Apabila Surat Pemberitahuan tidak disampaikan dalam jangka waktu sebagaimana


dimaksud dalam Pasal 3 ayat (3) *) atau batas waktu perpanjangan penyampaian
Surat Pemberitahuan sebagaimana dimaksud dalam Pasal 3 ayat (4), dikenai sanksi
administrasi berupa denda sebesar Rp500.000,00 (lima ratus ribu rupiah) untuk
Surat Pemberitahuan Masa Pajak Pertambahan Nilai, Rp100.000,00 (seratus ribu
rupiah) untuk Surat Pemberitahuan Masa lainnya, dan sebesar Rp1.000.000,00 (satu
juta rupiah) untuk Surat Pemberitahuan Tahunan Pajak Penghasilan Wajib Pajak
badan serta sebesar Rp100.000,00 (seratus ribu rupiah) untuk Surat Pemberitahuan
Tahunan Pajak Penghasilan Wajib Pajak orang pribadi.
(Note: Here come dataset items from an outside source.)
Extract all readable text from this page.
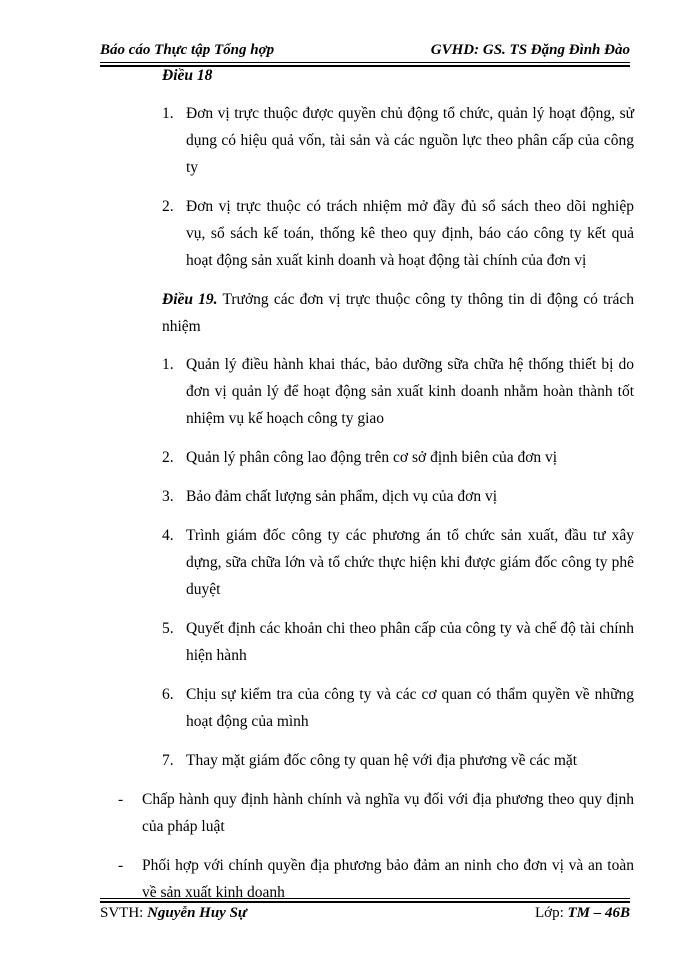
Báo cáo Thực tập Tổng hợp	GVHD: GS. TS Đặng Đình Đào
Điều 18
1. Đơn vị trực thuộc được quyền chủ động tổ chức, quản lý hoạt động, sử dụng có hiệu quả vốn, tài sản và các nguồn lực theo phân cấp của công ty
2. Đơn vị trực thuộc có trách nhiệm mở đầy đủ sổ sách theo dõi nghiệp vụ, sổ sách kế toán, thống kê theo quy định, báo cáo công ty kết quả hoạt động sản xuất kinh doanh và hoạt động tài chính của đơn vị
Điều 19. Trưởng các đơn vị trực thuộc công ty thông tin di động có trách nhiệm
1. Quản lý điều hành khai thác, bảo dưỡng sữa chữa hệ thống thiết bị do đơn vị quản lý để hoạt động sản xuất kinh doanh nhằm hoàn thành tốt nhiệm vụ kế hoạch công ty giao
2. Quản lý phân công lao động trên cơ sở định biên của đơn vị
3. Bảo đảm chất lượng sản phẩm, dịch vụ của đơn vị
4. Trình giám đốc công ty các phương án tổ chức sản xuất, đầu tư xây dựng, sữa chữa lớn và tổ chức thực hiện khi được giám đốc công ty phê duyệt
5. Quyết định các khoản chi theo phân cấp của công ty và chế độ tài chính hiện hành
6. Chịu sự kiểm tra của công ty và các cơ quan có thẩm quyền về những hoạt động của mình
7. Thay mặt giám đốc công ty quan hệ với địa phương về các mặt
- Chấp hành quy định hành chính và nghĩa vụ đối với địa phương theo quy định của pháp luật
- Phối hợp với chính quyền địa phương bảo đảm an ninh cho đơn vị và an toàn về sản xuất kinh doanh
SVTH: Nguyễn Huy Sự	Lớp: TM – 46B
Pengenaan sanksi administrasi berupa denda sebagaimana dimaksud pada ayat (1)
tidak dilakukan terhadap:

a. Wajib Pajak orang pribadi yang telah meninggal dunia;


b. Wajib Pajak orang pribadi yang sudah tidak melakukan kegiatan usaha
atau pekerjaan bebas;
c. Wajib Pajak orang pribadi yang berstatus sebagai warga negara asing yang tidak
tinggal lagi di Indonesia;
d. Bentuk Usaha Tetap yang tidak melakukan kegiatan lagi di Indonesia;
e. Wajib Pajak badan yang tidak melakukan kegiatan usaha lagi tetapi belum
dibubarkan sesuai dengan ketentuan yang berlaku;
f. Bendahara yang tidak melakukan pembayaran lagi;
g. Wajib Pajak yang terkena bencana, yang ketentuannya diatur dengan Peraturan
Menteri Keuangan; atau
h. Wajib Pajak lain yang diatur dengan atau berdasarkan Peraturan Menteri
Keuangan.

Penjelasan

Bencana adalah bencana nasional atau bencana yang ditetapkan oleh Menteri
Keuangan.
Pasal 3 ayat 3 UU KUP No 28 Tahun 2007 *)
Batas waktu penyampaian Surat Pemberitahuan adalah:
untuk Surat Pemberitahuan Masa, paling lama 20 (dua puluh) hari setelah akhir
Masa Pajak;
untuk Surat Pemberitahuan Tahunan Pajak Penghasilan Wajib Pajak orang pribadi,
paling lama 3 (tiga) bulan setelah akhir Tahun Pajak; atau
untuk Surat Pemberitahuan Tahunan Pajak Penghasilan Wajib Pajak badan, paling
lama 4 (empat) bulan setelah akhir Tahun Pajak.

Penjelasan

Ayat ini mengatur tentang batas waktu penyampaian Surat Pemberitahuan yang
dianggap cukup memadai bagi Wajib Pajak untuk mempersiapkan segala sesuatu
yang berhubungan dengan pembayaran pajak dan penyelesaian pembukuannya.